Terkait persoalan populisme, sebuah karya ilmiah berjudul Do Incompetent Politicians Breed Populist Voters?, dari Giacomo Ponzetto, ekonom Barcelona School of Economics, sekiranya bisa memberikan jawaban yang cukup menarik tentang bagaimana populisme bisa muncul.
Dari sejumlah riset yang dilakukannya, Ponzetto menyimpulkan bahwa alasan kuat kenapa suatu negara bisa memiliki calon pemimpin yang selalu berkampanye dengan gaya populisme ternyata adalah karena pemerintah di negara tersebut bisa diasumsikan memiliki kinerja yang buruk dan bahkan tidak efektif.
Mengapa bisa demikian? Well, jawabannya sederhana. Kalau suatu pemerintahan bisa berfungsi secara efektif, misalnya, tingkat kemiskinan warganya rendah, dan memiliki sistem birokrasi yang mumpuni, maka tentu warga di negara tersebut akan memiliki sedikit alasan untuk meminta perubahan.
Sebaliknya, bila suatu negara memiliki kesenjangan ekonomi yang begitu tinggi, dan marak dengan kasus korupsi, maka bisa dipastikan warga yang tinggal di negara tersebut akan sangat mengharapkan adanya perubahan. Akibatnya, sentimen anti-kemapanan dan anti-elitisme pun akan begitu besar.
Yang membuat ini lebih miris lagi, gerakan anti-kemapanan tersebut rentan dipelintir sehingga menjadi sangat berbahaya. Sebagai contoh, ia bisa dibelokkan ke narasi keagamaan bila kebetulan para kaum elite di negara tersebut adalah orang-orang yang berasal dari agama lain, atau bahkan etnis yang dianggap bukan pribumi.

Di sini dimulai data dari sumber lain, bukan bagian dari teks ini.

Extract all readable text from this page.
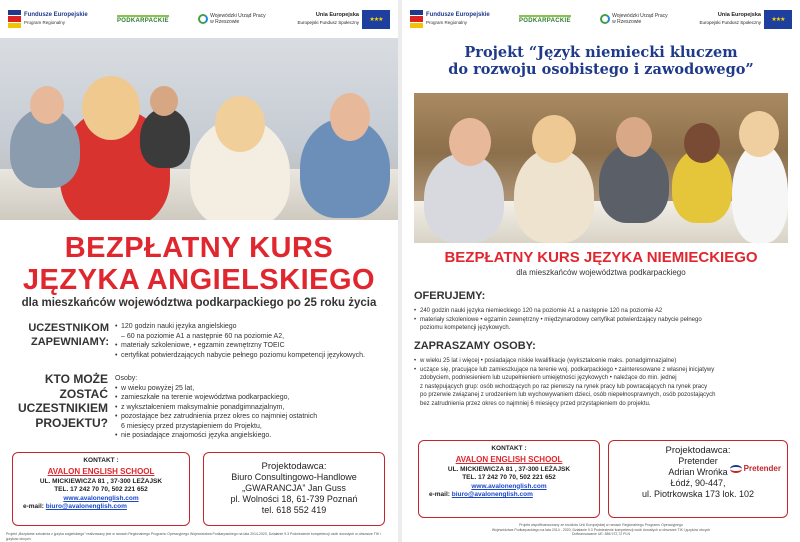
Fundusze Europejskie
Program Regionalny	PODKARPACKIE
Wojewódzki Urząd Pracy w Rzeszowie
Unia Europejska
Europejski Fundusz Społeczny	★★★
BEZPŁATNY KURS
JĘZYKA ANGIELSKIEGO
dla mieszkańców województwa podkarpackiego po 25 roku życia
UCZESTNIKOM ZAPEWNIAMY:
• 120 godzin nauki języka angielskiego
– 60 na poziomie A1 a następnie 60 na poziomie A2,
• materiały szkoleniowe, • egzamin zewnętrzny TOEIC
• certyfikat potwierdzających nabycie pełnego poziomu kompetencji językowych.
KTO MOŻE ZOSTAĆ UCZESTNIKIEM PROJEKTU?
Osoby:
• w wieku powyżej 25 lat,
• zamieszkałe na terenie województwa podkarpackiego,
• z wykształceniem maksymalnie ponadgimnazjalnym,
• pozostające bez zatrudnienia przez okres co najmniej ostatnich
6 miesięcy przed przystąpieniem do Projektu,
• nie posiadające znajomości języka angielskiego.
KONTAKT :
AVALON ENGLISH SCHOOL
UL. MICKIEWICZA 81 , 37-300 LEŻAJSK
TEL. 17 242 70 70, 502 221 652
www.avalonenglish.com
e-mail: biuro@avalonenglish.com
Projektodawca:
Biuro Consultingowo-Handlowe
„GWARANCJA” Jan Guss
pl. Wolności 18, 61-739 Poznań
tel. 618 552 419
Projekt „Bezpłatne szkolenia z języka angielskiego” realizowany jest w ramach Regionalnego Programu Operacyjnego Województwa Podkarpackiego na lata 2014-2020, Działanie 9.3 Podniesienie kompetencji osób dorosłych w obszarze TIK i języków obcych.
Fundusze Europejskie
Program Regionalny	PODKARPACKIE
Wojewódzki Urząd Pracy w Rzeszowie
Unia Europejska
Europejski Fundusz Społeczny	★★★
Projekt “Język niemiecki kluczem
do rozwoju osobistego i zawodowego”
BEZPŁATNY KURS JĘZYKA NIEMIECKIEGO
dla mieszkańców województwa podkarpackiego
OFERUJEMY:
• 240 godzin nauki języka niemieckiego 120 na poziomie A1 a następnie 120 na poziomie A2
• materiały szkoleniowe • egzamin zewnętrzny • międzynarodowy certyfikat potwierdzający nabycie pełnego
poziomu kompetencji językowych.
ZAPRASZAMY OSOBY:
• w wieku 25 lat i więcej • posiadające niskie kwalifikacje (wykształcenie maks. ponadgimnazjalne)
• uczące się, pracujące lub zamieszkujące na terenie woj. podkarpackiego • zainteresowane z własnej inicjatywy
zdobyciem, podniesieniem lub uzupełnieniem umiejętności językowych • należące do min. jednej
z następujących grup: osób wchodzących po raz pierwszy na rynek pracy lub powracających na rynek pracy
po przerwie związanej z urodzeniem lub wychowywaniem dzieci, osób niepełnosprawnych, osób pozostających
bez zatrudnienia przez okres co najmniej 6 miesięcy przed przystąpieniem do projektu.
KONTAKT :
AVALON ENGLISH SCHOOL
UL. MICKIEWICZA 81 , 37-300 LEŻAJSK
TEL. 17 242 70 70, 502 221 652
www.avalonenglish.com
e-mail: biuro@avalonenglish.com
Projektodawca:
Pretender
Adrian Wrońka
Łódź, 90-447,
ul. Piotrkowska 173 lok. 102
Pretender
Projekt współfinansowany ze środków Unii Europejskiej w ramach Regionalnego Programu Operacyjnego
Województwa Podkarpackiego na lata 2014 - 2020, Działanie 9.3 Podniesienie kompetencji osób dorosłych w obszarze TIK i języków obcych
Dofinansowanie UE: 886 972,72 PLN
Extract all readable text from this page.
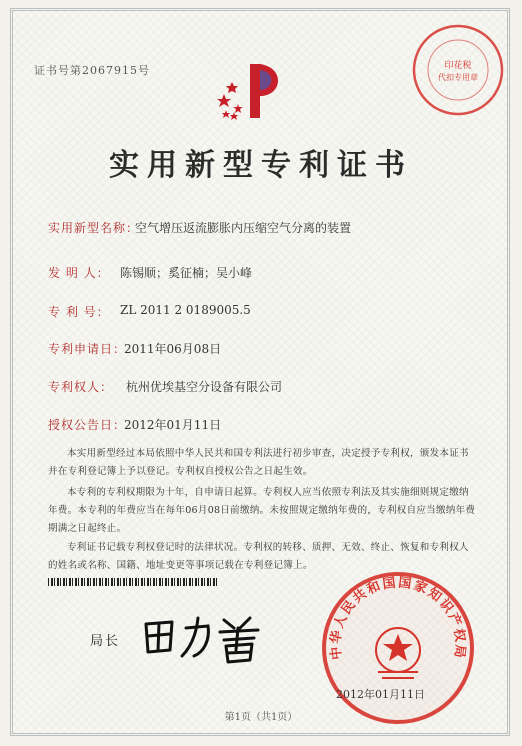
印花税
代扣专用章
证书号第2067915号
实用新型专利证书
实用新型名称：
空气增压返流膨胀内压缩空气分离的装置
发 明 人： 陈锡顺；奚征楠；吴小峰
专 利 号： ZL 2011 2 0189005.5
专利申请日：
2011年06月08日
专利权人： 杭州优埃基空分设备有限公司
授权公告日：
2012年01月11日
本实用新型经过本局依照中华人民共和国专利法进行初步审查，决定授予专利权，颁发本证书并在专利登记簿上予以登记。专利权自授权公告之日起生效。
本专利的专利权期限为十年，自申请日起算。专利权人应当依照专利法及其实施细则规定缴纳年费。本专利的年费应当在每年06月08日前缴纳。未按照规定缴纳年费的，专利权自应当缴纳年费期满之日起终止。
专利证书记载专利权登记时的法律状况。专利权的转移、质押、无效、终止、恢复和专利权人的姓名或名称、国籍、地址变更等事项记载在专利登记簿上。
局长
中华人民共和国国家知识产权局
2012年01月11日
第1页（共1页）
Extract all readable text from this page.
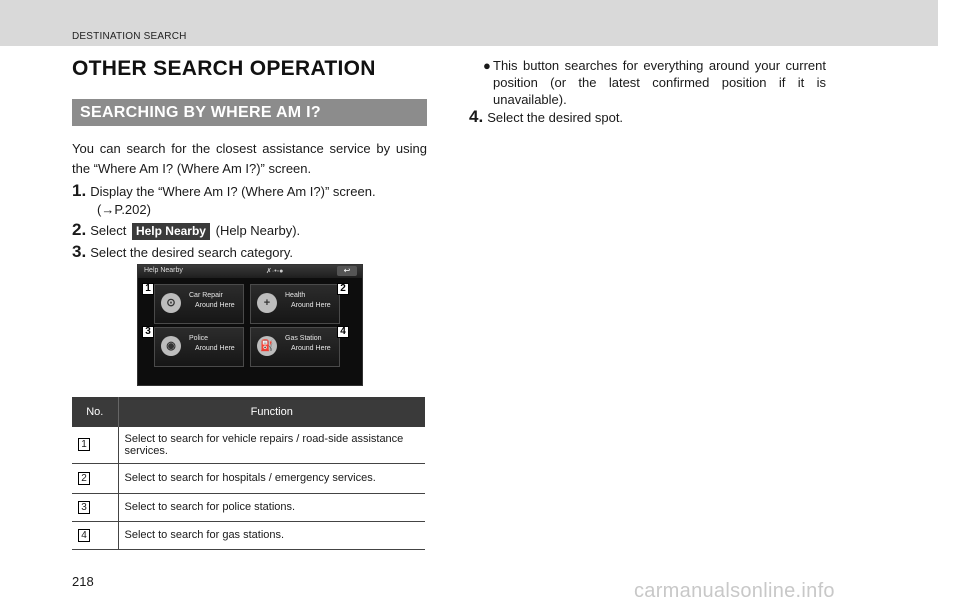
DESTINATION SEARCH
OTHER SEARCH OPERATION
SEARCHING BY WHERE AM I?

You can search for the closest assistance service by using the “Where Am I? (Where Am I?)” screen.

1. Display the “Where Am I? (Where Am I?)” screen.
(→P.202)
2. Select Help Nearby (Help Nearby).
3. Select the desired search category.
Help Nearby	✗·•◦●	↩
⊙
Car Repair
Around Here	+
Health
Around Here
◉
Police
Around Here ⛽
Gas Station
Around Here
1	2
3	4
No.	Function
1	Select to search for vehicle repairs / road-side assistance services.
2	Select to search for hospitals / emergency services.
3	Select to search for police stations.
4	Select to search for gas stations.
218
● This button searches for everything around your current position (or the latest confirmed position if it is unavailable).
4. Select the desired spot.
carmanualsonline.info
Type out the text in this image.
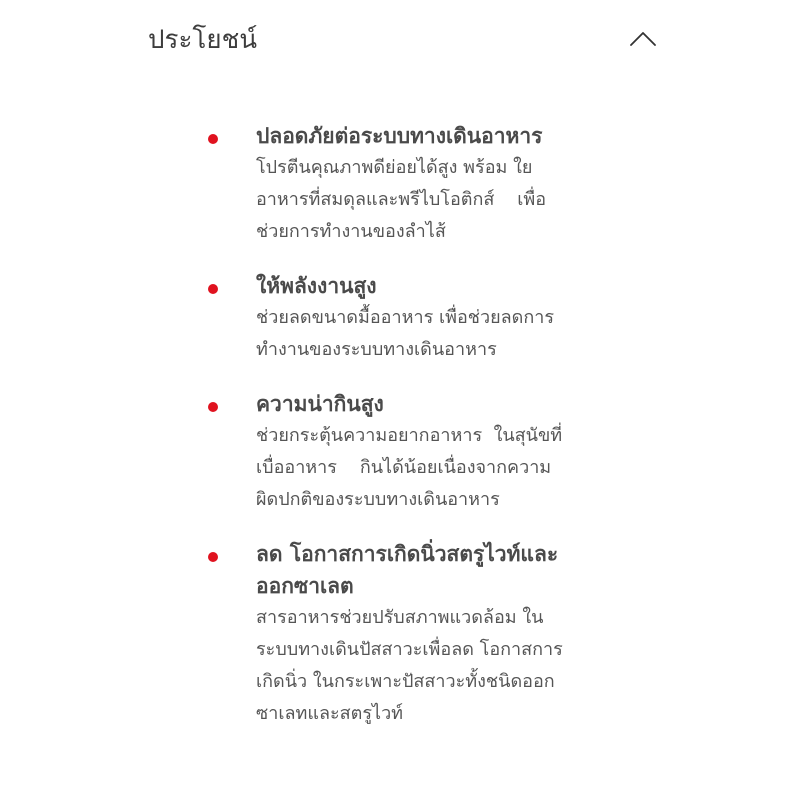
ประโยชน์
ปลอดภัยต่อระบบทางเดินอาหาร
โปรตีนคุณภาพดีย่อยได้สูง พร้อม ใย
อาหารที่สมดุลและพรีไบโอติกส์    เพื่อ
ช่วยการทำงานของลำไส้
ให้พลังงานสูง
ช่วยลดขนาดมื้ออาหาร เพื่อช่วยลดการ
ทำงานของระบบทางเดินอาหาร
ความน่ากินสูง
ช่วยกระตุ้นความอยากอาหาร  ในสุนัขที่
เบื่ออาหาร    กินได้น้อยเนื่องจากความ
ผิดปกติของระบบทางเดินอาหาร
ลด โอกาสการเกิดนิ่วสตรูไวท์และ
ออกซาเลต
สารอาหารช่วยปรับสภาพแวดล้อม ใน
ระบบทางเดินปัสสาวะเพื่อลด โอกาสการ
เกิดนิ่ว ในกระเพาะปัสสาวะทั้งชนิดออก
ซาเลทและสตรูไวท์
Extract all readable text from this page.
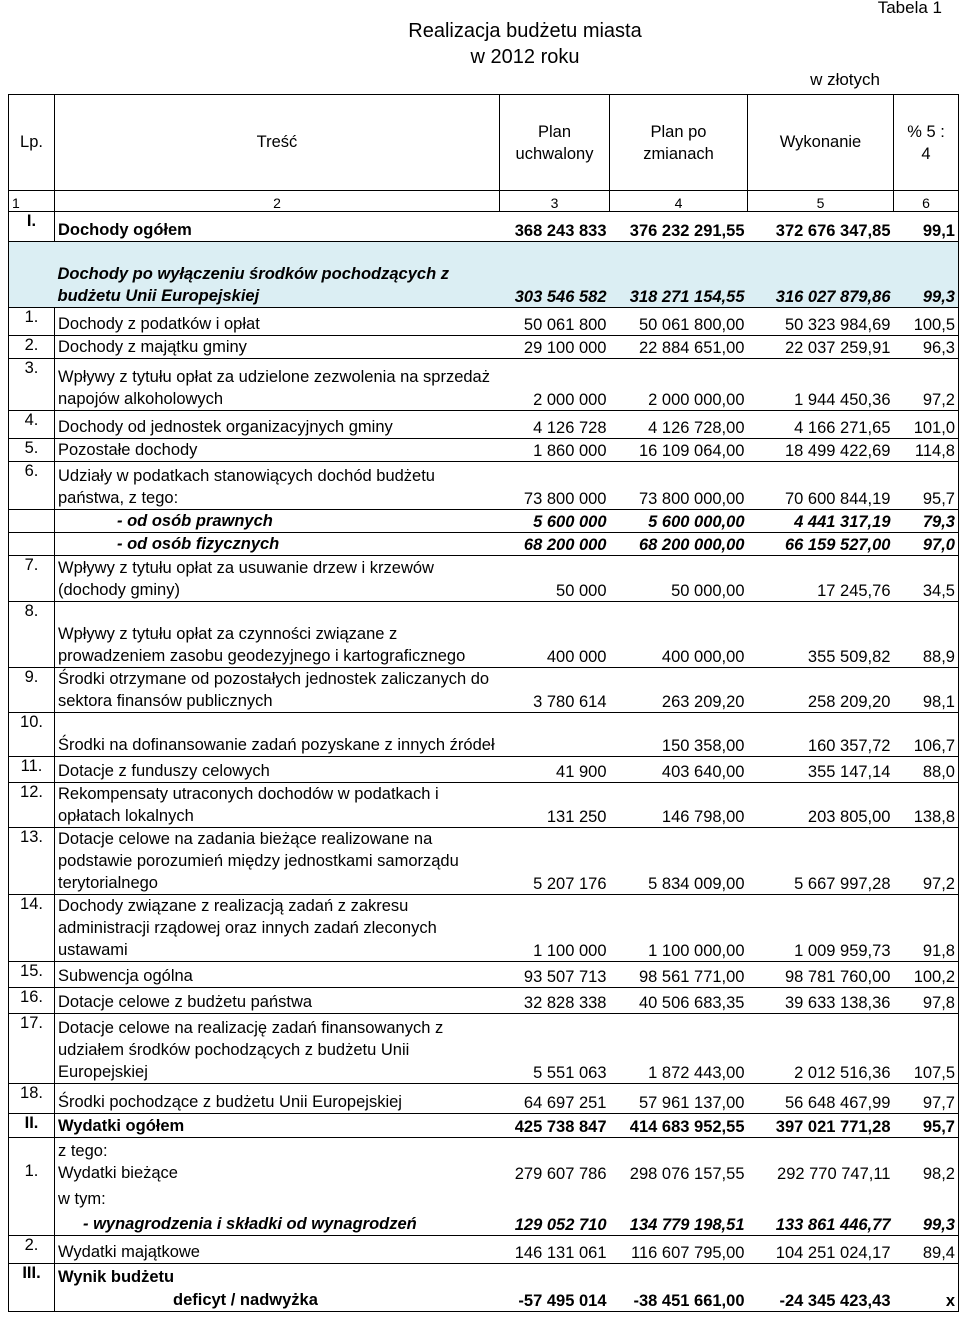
Tabela 1
Realizacja budżetu miasta
w 2012 roku
w złotych
Lp.	Treść	Plan uchwalony	Plan po zmianach	Wykonanie	% 5 : 4
1	2	3	4	5	6
I.	Dochody ogółem	368 243 833	376 232 291,55	372 676 347,85	99,1
	Dochody po wyłączeniu środków pochodzących z budżetu Unii Europejskiej	303 546 582	318 271 154,55	316 027 879,86	99,3
1.	Dochody z podatków i opłat	50 061 800	50 061 800,00	50 323 984,69	100,5
2.	Dochody z majątku gminy	29 100 000	22 884 651,00	22 037 259,91	96,3
3.	Wpływy z tytułu opłat za udzielone zezwolenia na sprzedaż napojów alkoholowych	2 000 000	2 000 000,00	1 944 450,36	97,2
4.	Dochody od jednostek organizacyjnych gminy	4 126 728	4 126 728,00	4 166 271,65	101,0
5.	Pozostałe dochody	1 860 000	16 109 064,00	18 499 422,69	114,8
6.	Udziały w podatkach stanowiących dochód budżetu państwa, z tego:	73 800 000	73 800 000,00	70 600 844,19	95,7
	- od osób prawnych	5 600 000	5 600 000,00	4 441 317,19	79,3
	- od osób fizycznych	68 200 000	68 200 000,00	66 159 527,00	97,0
7.	Wpływy z tytułu opłat za usuwanie drzew i krzewów (dochody gminy)	50 000	50 000,00	17 245,76	34,5
8.	Wpływy z tytułu opłat za czynności związane z prowadzeniem zasobu geodezyjnego i kartograficznego	400 000	400 000,00	355 509,82	88,9
9.	Środki otrzymane od pozostałych jednostek zaliczanych do sektora finansów publicznych	3 780 614	263 209,20	258 209,20	98,1
10.	Środki na dofinansowanie zadań pozyskane z innych źródeł		150 358,00	160 357,72	106,7
11.	Dotacje z funduszy celowych	41 900	403 640,00	355 147,14	88,0
12.	Rekompensaty utraconych dochodów w podatkach i opłatach lokalnych	131 250	146 798,00	203 805,00	138,8
13.	Dotacje celowe na zadania bieżące realizowane na podstawie porozumień między jednostkami samorządu terytorialnego	5 207 176	5 834 009,00	5 667 997,28	97,2
14.	Dochody związane z realizacją zadań z zakresu administracji rządowej oraz innych zadań zleconych ustawami	1 100 000	1 100 000,00	1 009 959,73	91,8
15.	Subwencja ogólna	93 507 713	98 561 771,00	98 781 760,00	100,2
16.	Dotacje celowe z budżetu państwa	32 828 338	40 506 683,35	39 633 138,36	97,8
17.	Dotacje celowe na realizację zadań finansowanych z udziałem środków pochodzących z budżetu Unii Europejskiej	5 551 063	1 872 443,00	2 012 516,36	107,5
18.	Środki pochodzące z budżetu Unii Europejskiej	64 697 251	57 961 137,00	56 648 467,99	97,7
II.	Wydatki ogółem	425 738 847	414 683 952,55	397 021 771,28	95,7
	z tego:				
1.	Wydatki bieżące	279 607 786	298 076 157,55	292 770 747,11	98,2
	w tym:				
	- wynagrodzenia i składki od wynagrodzeń	129 052 710	134 779 198,51	133 861 446,77	99,3
2.	Wydatki majątkowe	146 131 061	116 607 795,00	104 251 024,17	89,4
III.	Wynik budżetu				
	deficyt / nadwyżka	-57 495 014	-38 451 661,00	-24 345 423,43	x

Atau, bisa juga hanya sekadar jadi basis argumen bahwa penguasa saat ini tidak menjalani anjuran-anjuran agama.
Kalau soal ini, mungkin masyarakat kita sudah tahu sisi pahitnya ketika mengingat Pilpres 2019.
Nah, dampak seperti itulah yang kemudian menjadi benih-benih ide populisme para politisi. Di negara yang sedang terombang-ambing seperti itu, para pemilih akan begitu menghasratkan seseorang yang bisa menjadi perwakilan untuk bertarung melawan kelompok elite. Kalau sudah demikian, tentu keputusan yang rasional adalah dengan berusaha menjadi sosok yang diaspirasikan publik tersebut, bukan?
Oleh karena itu, terlepas dari apakah mereka benar-benar ingin mewakilkan rakyat atau tidak, citra seorang politisi yang bisa menjadi garda terdepan publik melawan elite dan oligark menjadi hal yang utama dalam setiap pemilu.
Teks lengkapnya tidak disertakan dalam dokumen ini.